1 Rem 1: Base Field
For the remainder of this manuscript we consider only vector spaces over the field \(\mathbb {F}_2\). All tensor products, linear maps, and homology computations are taken over \(\mathbb {F}_2\) unless stated otherwise.
The base field \(\mathbb {F}_2\) is the field with two elements, defined as \(\mathbb {F}_2 := \mathbb {Z}/2\mathbb {Z}\) (i.e., ZMod 2). All vector spaces, tensor products, linear maps, and homology computations in this paper are over \(\mathbb {F}_2\).
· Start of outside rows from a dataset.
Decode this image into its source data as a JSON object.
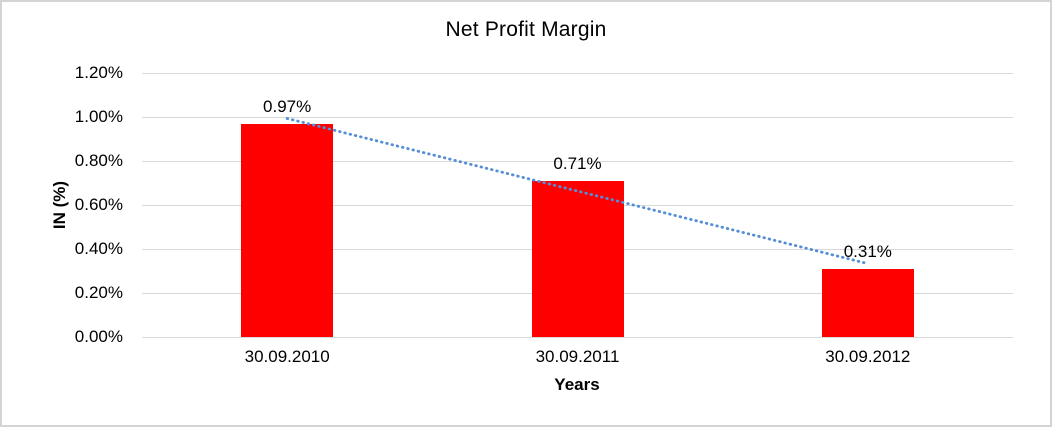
{
  "chart_data": {
    "type": "bar",
    "title": "Net Profit Margin",
    "xlabel": "Years",
    "ylabel": "IN (%)",
    "categories": [
      "30.09.2010",
      "30.09.2011",
      "30.09.2012"
    ],
    "values": [
      0.97,
      0.71,
      0.31
    ],
    "data_labels": [
      "0.97%",
      "0.71%",
      "0.31%"
    ],
    "y_ticks": [
      "0.00%",
      "0.20%",
      "0.40%",
      "0.60%",
      "0.80%",
      "1.00%",
      "1.20%"
    ],
    "ylim": [
      0,
      1.2
    ],
    "grid": true,
    "legend": "none",
    "bar_color": "#FF0000",
    "gridline_color": "#D9D9D9",
    "text_color": "#000000",
    "background": "#FFFFFF",
    "trendline": {
      "type": "linear",
      "style": "dotted",
      "color": "#558ED5"
    }
  }
}
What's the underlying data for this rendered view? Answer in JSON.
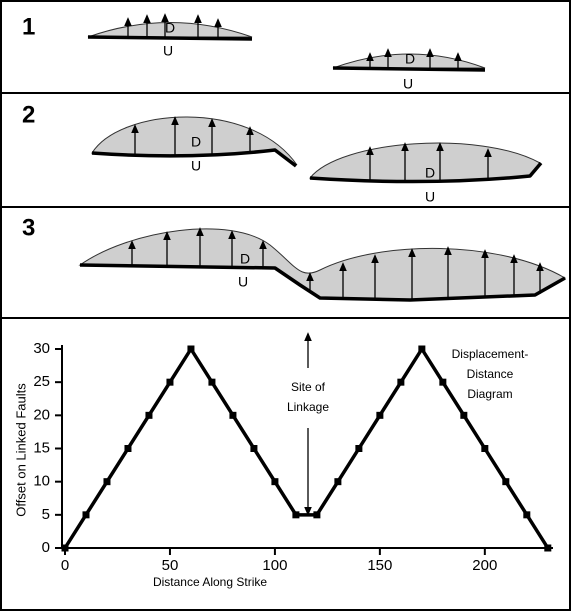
{
  "panels": [
    {
      "label": "1",
      "faults": [
        {
          "upthrown": "D",
          "downthrown": "U"
        },
        {
          "upthrown": "D",
          "downthrown": "U"
        }
      ]
    },
    {
      "label": "2",
      "faults": [
        {
          "upthrown": "D",
          "downthrown": "U"
        },
        {
          "upthrown": "D",
          "downthrown": "U"
        }
      ]
    },
    {
      "label": "3",
      "faults": [
        {
          "upthrown": "D",
          "downthrown": "U"
        }
      ]
    }
  ],
  "chart_data": {
    "type": "line",
    "x_label": "Distance Along Strike",
    "y_label": "Offset on Linked Faults",
    "annotations": [
      {
        "lines": [
          "Site of",
          "Linkage"
        ]
      },
      {
        "lines": [
          "Displacement-",
          "Distance",
          "Diagram"
        ]
      }
    ],
    "x": [
      0,
      10,
      20,
      30,
      40,
      50,
      60,
      70,
      80,
      90,
      100,
      110,
      120,
      130,
      140,
      150,
      160,
      170,
      180,
      190,
      200,
      210,
      220,
      230
    ],
    "series": [
      {
        "color": "#000000",
        "values": [
          0,
          5,
          10,
          15,
          20,
          25,
          30,
          25,
          20,
          15,
          10,
          5,
          5,
          10,
          15,
          20,
          25,
          30,
          25,
          20,
          15,
          10,
          5,
          0
        ]
      }
    ],
    "xlim": [
      0,
      232
    ],
    "ylim": [
      0,
      30
    ],
    "xticks": [
      0,
      50,
      100,
      150,
      200
    ],
    "yticks": [
      0,
      5,
      10,
      15,
      20,
      25,
      30
    ]
  }
}
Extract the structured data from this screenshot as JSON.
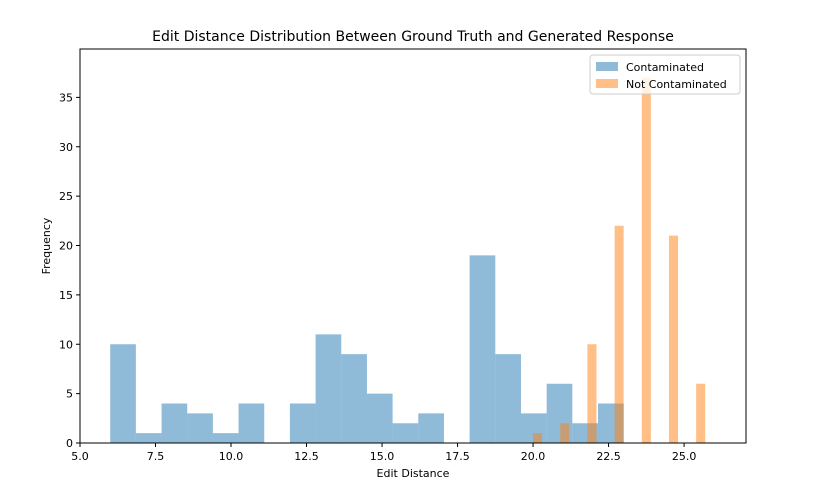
{
  "chart_data": {
    "type": "histogram",
    "title": "Edit Distance Distribution Between Ground Truth and Generated Response",
    "xlabel": "Edit Distance",
    "ylabel": "Frequency",
    "xlim": [
      5.0,
      27.05
    ],
    "ylim": [
      0,
      39.9
    ],
    "xticks": [
      5.0,
      7.5,
      10.0,
      12.5,
      15.0,
      17.5,
      20.0,
      22.5,
      25.0
    ],
    "xtick_labels": [
      "5.0",
      "7.5",
      "10.0",
      "12.5",
      "15.0",
      "17.5",
      "20.0",
      "22.5",
      "25.0"
    ],
    "yticks": [
      0,
      5,
      10,
      15,
      20,
      25,
      30,
      35
    ],
    "ytick_labels": [
      "0",
      "5",
      "10",
      "15",
      "20",
      "25",
      "30",
      "35"
    ],
    "legend_position": "top-right",
    "series": [
      {
        "name": "Contaminated",
        "color": "#1f77b4",
        "alpha": 0.5,
        "bins": [
          {
            "x0": 6.0,
            "x1": 6.85,
            "value": 10
          },
          {
            "x0": 6.85,
            "x1": 7.7,
            "value": 1
          },
          {
            "x0": 7.7,
            "x1": 8.55,
            "value": 4
          },
          {
            "x0": 8.55,
            "x1": 9.4,
            "value": 3
          },
          {
            "x0": 9.4,
            "x1": 10.25,
            "value": 1
          },
          {
            "x0": 10.25,
            "x1": 11.1,
            "value": 4
          },
          {
            "x0": 11.1,
            "x1": 11.95,
            "value": 0
          },
          {
            "x0": 11.95,
            "x1": 12.8,
            "value": 4
          },
          {
            "x0": 12.8,
            "x1": 13.65,
            "value": 11
          },
          {
            "x0": 13.65,
            "x1": 14.5,
            "value": 9
          },
          {
            "x0": 14.5,
            "x1": 15.35,
            "value": 5
          },
          {
            "x0": 15.35,
            "x1": 16.2,
            "value": 2
          },
          {
            "x0": 16.2,
            "x1": 17.05,
            "value": 3
          },
          {
            "x0": 17.05,
            "x1": 17.9,
            "value": 0
          },
          {
            "x0": 17.9,
            "x1": 18.75,
            "value": 19
          },
          {
            "x0": 18.75,
            "x1": 19.6,
            "value": 9
          },
          {
            "x0": 19.6,
            "x1": 20.45,
            "value": 3
          },
          {
            "x0": 20.45,
            "x1": 21.3,
            "value": 6
          },
          {
            "x0": 21.3,
            "x1": 22.15,
            "value": 2
          },
          {
            "x0": 22.15,
            "x1": 23.0,
            "value": 4
          }
        ]
      },
      {
        "name": "Not Contaminated",
        "color": "#ff7f0e",
        "alpha": 0.5,
        "bins": [
          {
            "x0": 20.0,
            "x1": 20.3,
            "value": 1
          },
          {
            "x0": 20.9,
            "x1": 21.2,
            "value": 2
          },
          {
            "x0": 21.8,
            "x1": 22.1,
            "value": 10
          },
          {
            "x0": 22.7,
            "x1": 23.0,
            "value": 22
          },
          {
            "x0": 23.6,
            "x1": 23.9,
            "value": 37
          },
          {
            "x0": 24.5,
            "x1": 24.8,
            "value": 21
          },
          {
            "x0": 25.4,
            "x1": 25.7,
            "value": 6
          }
        ]
      }
    ]
  }
}
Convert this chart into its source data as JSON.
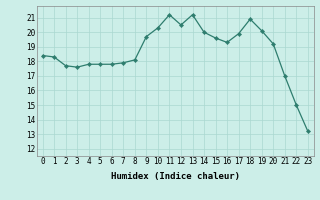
{
  "x": [
    0,
    1,
    2,
    3,
    4,
    5,
    6,
    7,
    8,
    9,
    10,
    11,
    12,
    13,
    14,
    15,
    16,
    17,
    18,
    19,
    20,
    21,
    22,
    23
  ],
  "y": [
    18.4,
    18.3,
    17.7,
    17.6,
    17.8,
    17.8,
    17.8,
    17.9,
    18.1,
    19.7,
    20.3,
    21.2,
    20.5,
    21.2,
    20.0,
    19.6,
    19.3,
    19.9,
    20.9,
    20.1,
    19.2,
    17.0,
    15.0,
    13.2
  ],
  "xlabel": "Humidex (Indice chaleur)",
  "ylim": [
    11.5,
    21.8
  ],
  "yticks": [
    12,
    13,
    14,
    15,
    16,
    17,
    18,
    19,
    20,
    21
  ],
  "xticks": [
    0,
    1,
    2,
    3,
    4,
    5,
    6,
    7,
    8,
    9,
    10,
    11,
    12,
    13,
    14,
    15,
    16,
    17,
    18,
    19,
    20,
    21,
    22,
    23
  ],
  "line_color": "#2e7d6e",
  "marker_color": "#2e7d6e",
  "bg_color": "#cceee8",
  "grid_color": "#aad8d0",
  "label_fontsize": 6.5,
  "tick_fontsize": 5.5
}
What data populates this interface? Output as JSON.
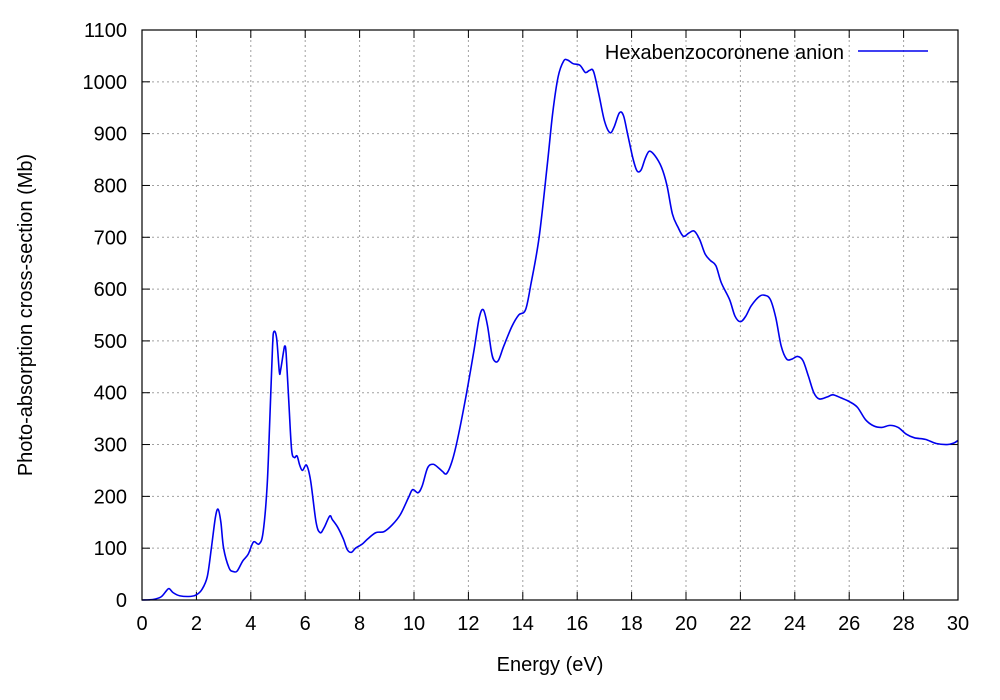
{
  "chart_data": {
    "type": "line",
    "title": "",
    "xlabel": "Energy (eV)",
    "ylabel": "Photo-absorption cross-section (Mb)",
    "xlim": [
      0,
      30
    ],
    "ylim": [
      0,
      1100
    ],
    "xticks": [
      0,
      2,
      4,
      6,
      8,
      10,
      12,
      14,
      16,
      18,
      20,
      22,
      24,
      26,
      28,
      30
    ],
    "yticks": [
      0,
      100,
      200,
      300,
      400,
      500,
      600,
      700,
      800,
      900,
      1000,
      1100
    ],
    "grid": true,
    "legend_position": "top-right",
    "series": [
      {
        "name": "Hexabenzocoronene anion",
        "color": "#0000ee",
        "points": [
          [
            0,
            0
          ],
          [
            0.4,
            1
          ],
          [
            0.7,
            6
          ],
          [
            0.9,
            18
          ],
          [
            1.0,
            22
          ],
          [
            1.15,
            14
          ],
          [
            1.4,
            8
          ],
          [
            1.8,
            7
          ],
          [
            2.0,
            10
          ],
          [
            2.2,
            20
          ],
          [
            2.4,
            45
          ],
          [
            2.55,
            100
          ],
          [
            2.7,
            160
          ],
          [
            2.8,
            175
          ],
          [
            2.9,
            150
          ],
          [
            3.0,
            100
          ],
          [
            3.2,
            62
          ],
          [
            3.35,
            55
          ],
          [
            3.5,
            56
          ],
          [
            3.7,
            75
          ],
          [
            3.9,
            88
          ],
          [
            4.1,
            112
          ],
          [
            4.3,
            108
          ],
          [
            4.45,
            130
          ],
          [
            4.6,
            220
          ],
          [
            4.7,
            350
          ],
          [
            4.8,
            490
          ],
          [
            4.85,
            518
          ],
          [
            4.95,
            505
          ],
          [
            5.05,
            440
          ],
          [
            5.1,
            445
          ],
          [
            5.2,
            478
          ],
          [
            5.25,
            490
          ],
          [
            5.3,
            475
          ],
          [
            5.4,
            380
          ],
          [
            5.5,
            290
          ],
          [
            5.6,
            275
          ],
          [
            5.7,
            278
          ],
          [
            5.8,
            260
          ],
          [
            5.9,
            250
          ],
          [
            6.05,
            260
          ],
          [
            6.2,
            230
          ],
          [
            6.4,
            150
          ],
          [
            6.55,
            130
          ],
          [
            6.7,
            140
          ],
          [
            6.9,
            162
          ],
          [
            7.0,
            155
          ],
          [
            7.2,
            140
          ],
          [
            7.4,
            118
          ],
          [
            7.55,
            97
          ],
          [
            7.7,
            92
          ],
          [
            7.85,
            100
          ],
          [
            8.1,
            108
          ],
          [
            8.3,
            118
          ],
          [
            8.6,
            130
          ],
          [
            8.9,
            132
          ],
          [
            9.2,
            145
          ],
          [
            9.5,
            165
          ],
          [
            9.8,
            198
          ],
          [
            9.95,
            213
          ],
          [
            10.15,
            207
          ],
          [
            10.3,
            220
          ],
          [
            10.5,
            255
          ],
          [
            10.7,
            262
          ],
          [
            10.9,
            255
          ],
          [
            11.05,
            248
          ],
          [
            11.2,
            244
          ],
          [
            11.4,
            268
          ],
          [
            11.6,
            310
          ],
          [
            11.9,
            390
          ],
          [
            12.2,
            480
          ],
          [
            12.4,
            545
          ],
          [
            12.55,
            560
          ],
          [
            12.7,
            530
          ],
          [
            12.85,
            478
          ],
          [
            12.95,
            462
          ],
          [
            13.1,
            462
          ],
          [
            13.3,
            490
          ],
          [
            13.6,
            528
          ],
          [
            13.85,
            550
          ],
          [
            14.1,
            560
          ],
          [
            14.3,
            610
          ],
          [
            14.6,
            700
          ],
          [
            14.9,
            840
          ],
          [
            15.1,
            940
          ],
          [
            15.3,
            1010
          ],
          [
            15.5,
            1040
          ],
          [
            15.65,
            1042
          ],
          [
            15.85,
            1035
          ],
          [
            16.1,
            1032
          ],
          [
            16.3,
            1018
          ],
          [
            16.45,
            1022
          ],
          [
            16.6,
            1020
          ],
          [
            16.8,
            975
          ],
          [
            17.0,
            925
          ],
          [
            17.2,
            902
          ],
          [
            17.35,
            912
          ],
          [
            17.55,
            940
          ],
          [
            17.7,
            935
          ],
          [
            17.85,
            900
          ],
          [
            18.05,
            852
          ],
          [
            18.2,
            828
          ],
          [
            18.35,
            830
          ],
          [
            18.5,
            852
          ],
          [
            18.65,
            866
          ],
          [
            18.85,
            858
          ],
          [
            19.1,
            835
          ],
          [
            19.3,
            800
          ],
          [
            19.5,
            745
          ],
          [
            19.7,
            720
          ],
          [
            19.9,
            702
          ],
          [
            20.1,
            708
          ],
          [
            20.3,
            712
          ],
          [
            20.5,
            696
          ],
          [
            20.7,
            668
          ],
          [
            20.9,
            655
          ],
          [
            21.1,
            645
          ],
          [
            21.3,
            612
          ],
          [
            21.6,
            580
          ],
          [
            21.8,
            548
          ],
          [
            22.0,
            537
          ],
          [
            22.2,
            548
          ],
          [
            22.4,
            568
          ],
          [
            22.7,
            586
          ],
          [
            22.9,
            588
          ],
          [
            23.1,
            580
          ],
          [
            23.3,
            545
          ],
          [
            23.5,
            490
          ],
          [
            23.7,
            465
          ],
          [
            23.9,
            465
          ],
          [
            24.1,
            470
          ],
          [
            24.3,
            462
          ],
          [
            24.5,
            432
          ],
          [
            24.7,
            400
          ],
          [
            24.9,
            388
          ],
          [
            25.2,
            392
          ],
          [
            25.4,
            396
          ],
          [
            25.7,
            390
          ],
          [
            26.0,
            383
          ],
          [
            26.3,
            372
          ],
          [
            26.6,
            348
          ],
          [
            26.9,
            336
          ],
          [
            27.2,
            333
          ],
          [
            27.5,
            337
          ],
          [
            27.8,
            333
          ],
          [
            28.1,
            320
          ],
          [
            28.4,
            313
          ],
          [
            28.8,
            310
          ],
          [
            29.2,
            302
          ],
          [
            29.6,
            300
          ],
          [
            29.85,
            303
          ],
          [
            30,
            308
          ]
        ]
      }
    ]
  }
}
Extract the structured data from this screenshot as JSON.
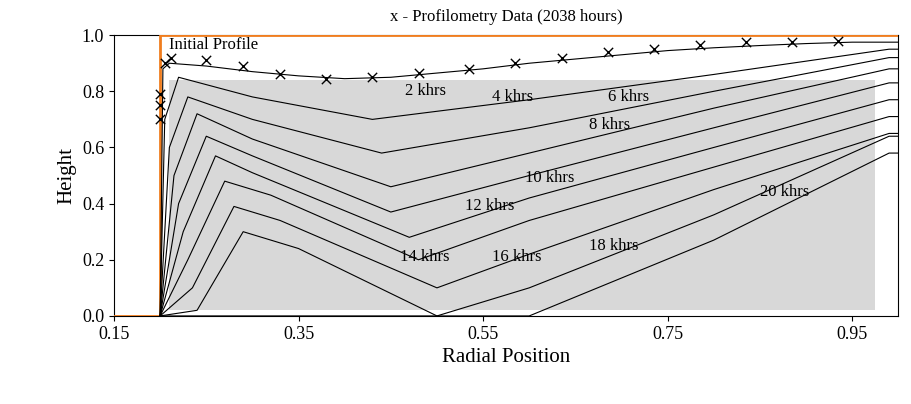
{
  "chart_data": {
    "type": "line",
    "title": "x - Profilometry Data (2038 hours)",
    "x_label": "Radial Position",
    "y_label": "Height",
    "xlim": [
      0.15,
      1.0
    ],
    "ylim": [
      0.0,
      1.0
    ],
    "xticks": [
      {
        "value": 0.15,
        "label": "0.15"
      },
      {
        "value": 0.35,
        "label": "0.35"
      },
      {
        "value": 0.55,
        "label": "0.55"
      },
      {
        "value": 0.75,
        "label": "0.75"
      },
      {
        "value": 0.95,
        "label": "0.95"
      }
    ],
    "yticks": [
      {
        "value": 0.0,
        "label": "0.0"
      },
      {
        "value": 0.2,
        "label": "0.2"
      },
      {
        "value": 0.4,
        "label": "0.4"
      },
      {
        "value": 0.6,
        "label": "0.6"
      },
      {
        "value": 0.8,
        "label": "0.8"
      },
      {
        "value": 1.0,
        "label": "1.0"
      }
    ],
    "grid": false,
    "series": [
      {
        "name": "Initial Profile",
        "type": "line",
        "color": "#f07d1e",
        "line_style": "solid",
        "x": [
          0.15,
          0.2,
          0.2,
          1.0
        ],
        "values": [
          0.0,
          0.0,
          1.0,
          1.0
        ]
      },
      {
        "name": "2 khrs",
        "type": "line",
        "color": "#000000",
        "line_style": "solid",
        "x": [
          0.2,
          0.203,
          0.21,
          0.25,
          0.3,
          0.35,
          0.4,
          0.45,
          0.5,
          0.55,
          0.6,
          0.65,
          0.7,
          0.75,
          0.8,
          0.85,
          0.9,
          0.95,
          1.0
        ],
        "values": [
          0.0,
          0.88,
          0.9,
          0.89,
          0.87,
          0.855,
          0.845,
          0.85,
          0.865,
          0.88,
          0.9,
          0.915,
          0.93,
          0.945,
          0.955,
          0.963,
          0.97,
          0.975,
          0.975
        ]
      },
      {
        "name": "4 khrs",
        "type": "line",
        "color": "#000000",
        "line_style": "solid",
        "x": [
          0.2,
          0.205,
          0.22,
          0.3,
          0.43,
          0.6,
          0.8,
          0.99,
          1.0
        ],
        "values": [
          0.0,
          0.7,
          0.85,
          0.78,
          0.7,
          0.77,
          0.86,
          0.95,
          0.95
        ]
      },
      {
        "name": "6 khrs",
        "type": "line",
        "color": "#000000",
        "line_style": "solid",
        "x": [
          0.2,
          0.21,
          0.23,
          0.3,
          0.44,
          0.6,
          0.8,
          0.99,
          1.0
        ],
        "values": [
          0.0,
          0.6,
          0.78,
          0.7,
          0.58,
          0.67,
          0.8,
          0.92,
          0.92
        ]
      },
      {
        "name": "8 khrs",
        "type": "line",
        "color": "#000000",
        "line_style": "solid",
        "x": [
          0.2,
          0.215,
          0.24,
          0.3,
          0.45,
          0.6,
          0.8,
          0.99,
          1.0
        ],
        "values": [
          0.0,
          0.5,
          0.72,
          0.63,
          0.46,
          0.58,
          0.74,
          0.88,
          0.88
        ]
      },
      {
        "name": "10 khrs",
        "type": "line",
        "color": "#000000",
        "line_style": "solid",
        "x": [
          0.2,
          0.22,
          0.25,
          0.3,
          0.45,
          0.6,
          0.8,
          0.99,
          1.0
        ],
        "values": [
          0.0,
          0.4,
          0.64,
          0.57,
          0.37,
          0.5,
          0.67,
          0.83,
          0.83
        ]
      },
      {
        "name": "12 khrs",
        "type": "line",
        "color": "#000000",
        "line_style": "solid",
        "x": [
          0.2,
          0.225,
          0.26,
          0.3,
          0.47,
          0.6,
          0.8,
          0.99,
          1.0
        ],
        "values": [
          0.0,
          0.3,
          0.57,
          0.51,
          0.28,
          0.42,
          0.6,
          0.77,
          0.77
        ]
      },
      {
        "name": "14 khrs",
        "type": "line",
        "color": "#000000",
        "line_style": "solid",
        "x": [
          0.2,
          0.23,
          0.27,
          0.32,
          0.48,
          0.6,
          0.8,
          0.99,
          1.0
        ],
        "values": [
          0.0,
          0.2,
          0.48,
          0.43,
          0.2,
          0.34,
          0.53,
          0.71,
          0.71
        ]
      },
      {
        "name": "16 khrs",
        "type": "line",
        "color": "#000000",
        "line_style": "solid",
        "x": [
          0.2,
          0.235,
          0.28,
          0.33,
          0.5,
          0.6,
          0.8,
          0.99,
          1.0
        ],
        "values": [
          0.0,
          0.1,
          0.39,
          0.34,
          0.1,
          0.22,
          0.45,
          0.65,
          0.65
        ]
      },
      {
        "name": "18 khrs",
        "type": "line",
        "color": "#000000",
        "line_style": "solid",
        "x": [
          0.2,
          0.24,
          0.29,
          0.35,
          0.5,
          0.6,
          0.8,
          0.99,
          1.0
        ],
        "values": [
          0.0,
          0.02,
          0.3,
          0.24,
          0.0,
          0.1,
          0.36,
          0.64,
          0.64
        ]
      },
      {
        "name": "20 khrs",
        "type": "line",
        "color": "#000000",
        "line_style": "solid",
        "x": [
          0.2,
          0.6,
          0.8,
          0.99,
          1.0
        ],
        "values": [
          0.0,
          0.0,
          0.27,
          0.58,
          0.58
        ]
      },
      {
        "name": "Profilometry Data",
        "type": "scatter",
        "color": "#000000",
        "marker": "x",
        "x": [
          0.2,
          0.2,
          0.2,
          0.205,
          0.212,
          0.25,
          0.29,
          0.33,
          0.38,
          0.43,
          0.48,
          0.535,
          0.585,
          0.635,
          0.685,
          0.735,
          0.785,
          0.835,
          0.885,
          0.935
        ],
        "values": [
          0.7,
          0.75,
          0.79,
          0.9,
          0.92,
          0.91,
          0.89,
          0.86,
          0.845,
          0.85,
          0.865,
          0.88,
          0.9,
          0.92,
          0.94,
          0.95,
          0.965,
          0.975,
          0.975,
          0.98
        ]
      }
    ],
    "annotations": [
      {
        "text": "Initial Profile",
        "x": 0.21,
        "y": 0.965
      },
      {
        "text": "2 khrs",
        "x": 0.465,
        "y": 0.8
      },
      {
        "text": "4 khrs",
        "x": 0.56,
        "y": 0.78
      },
      {
        "text": "6 khrs",
        "x": 0.685,
        "y": 0.78
      },
      {
        "text": "8 khrs",
        "x": 0.665,
        "y": 0.68
      },
      {
        "text": "10 khrs",
        "x": 0.595,
        "y": 0.49
      },
      {
        "text": "12 khrs",
        "x": 0.53,
        "y": 0.39
      },
      {
        "text": "14 khrs",
        "x": 0.46,
        "y": 0.21
      },
      {
        "text": "16 khrs",
        "x": 0.56,
        "y": 0.21
      },
      {
        "text": "18 khrs",
        "x": 0.665,
        "y": 0.25
      },
      {
        "text": "20 khrs",
        "x": 0.85,
        "y": 0.44
      }
    ]
  }
}
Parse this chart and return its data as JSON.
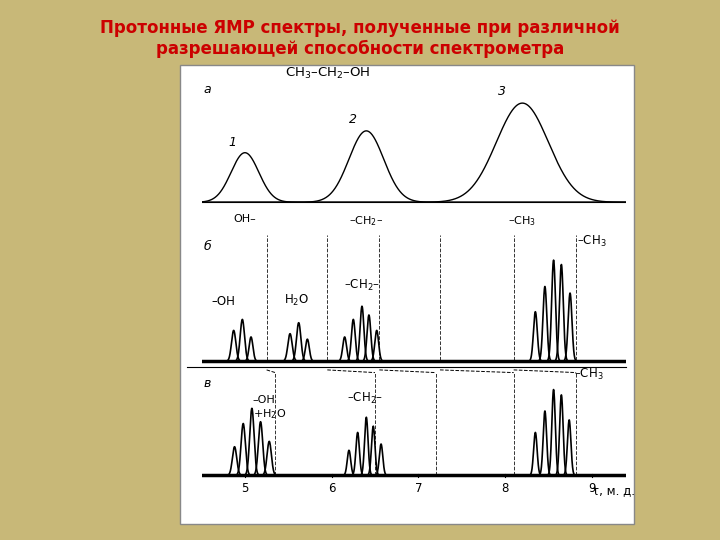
{
  "title": "Протонные ЯМР спектры, полученные при различной\nразрешающей способности спектрометра",
  "title_color": "#cc0000",
  "background_color": "#c8b878",
  "panel_bg": "#ffffff",
  "xlabel": "τ, м. д.",
  "xmin": 4.5,
  "xmax": 9.4,
  "label_a": "а",
  "label_b": "б",
  "label_v": "в",
  "formula": "CH$_3$–CH$_2$–OH"
}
The cardinality of \(\mathbb {F}_2\) is \(2\), i.e., \(|\mathbb {F}_2| = 2\).
This follows directly from ZMod.card 2, which computes the cardinality of \(\mathbb {Z}/2\mathbb {Z}\) to be \(2\).
For every element \(a \in \mathbb {F}_2\), we have \(-a = a\).
Since \(\mathbb {F}_2\) has characteristic \(2\), the result follows from the general fact CharTwo.neg_eq, which states that in any ring of characteristic \(2\), negation is the identity map. Applying this to an arbitrary \(a \in \mathbb {F}_2\) gives \(-a = a\).
For every element \(a \in \mathbb {F}_2\), we have \(a + a = 0\).
Since \(\mathbb {F}_2\) has characteristic \(2\), this follows from CharTwo.add_self_eq_zero, which asserts that in any ring of characteristic \(2\), every element \(a\) satisfies \(a + a = 0\). Applying this to arbitrary \(a \in \mathbb {F}_2\) yields the result.
For all \(a, b \in \mathbb {F}_2\), we have \(a - b = a + b\).
Since \(\mathbb {F}_2\) has characteristic \(2\), we apply CharTwo.sub_eq_add, which states that in any ring of characteristic \(2\), subtraction coincides with addition (as \(-b = b\) for all \(b\)). Applying this to arbitrary \(a, b \in \mathbb {F}_2\) gives \(a - b = a + b\).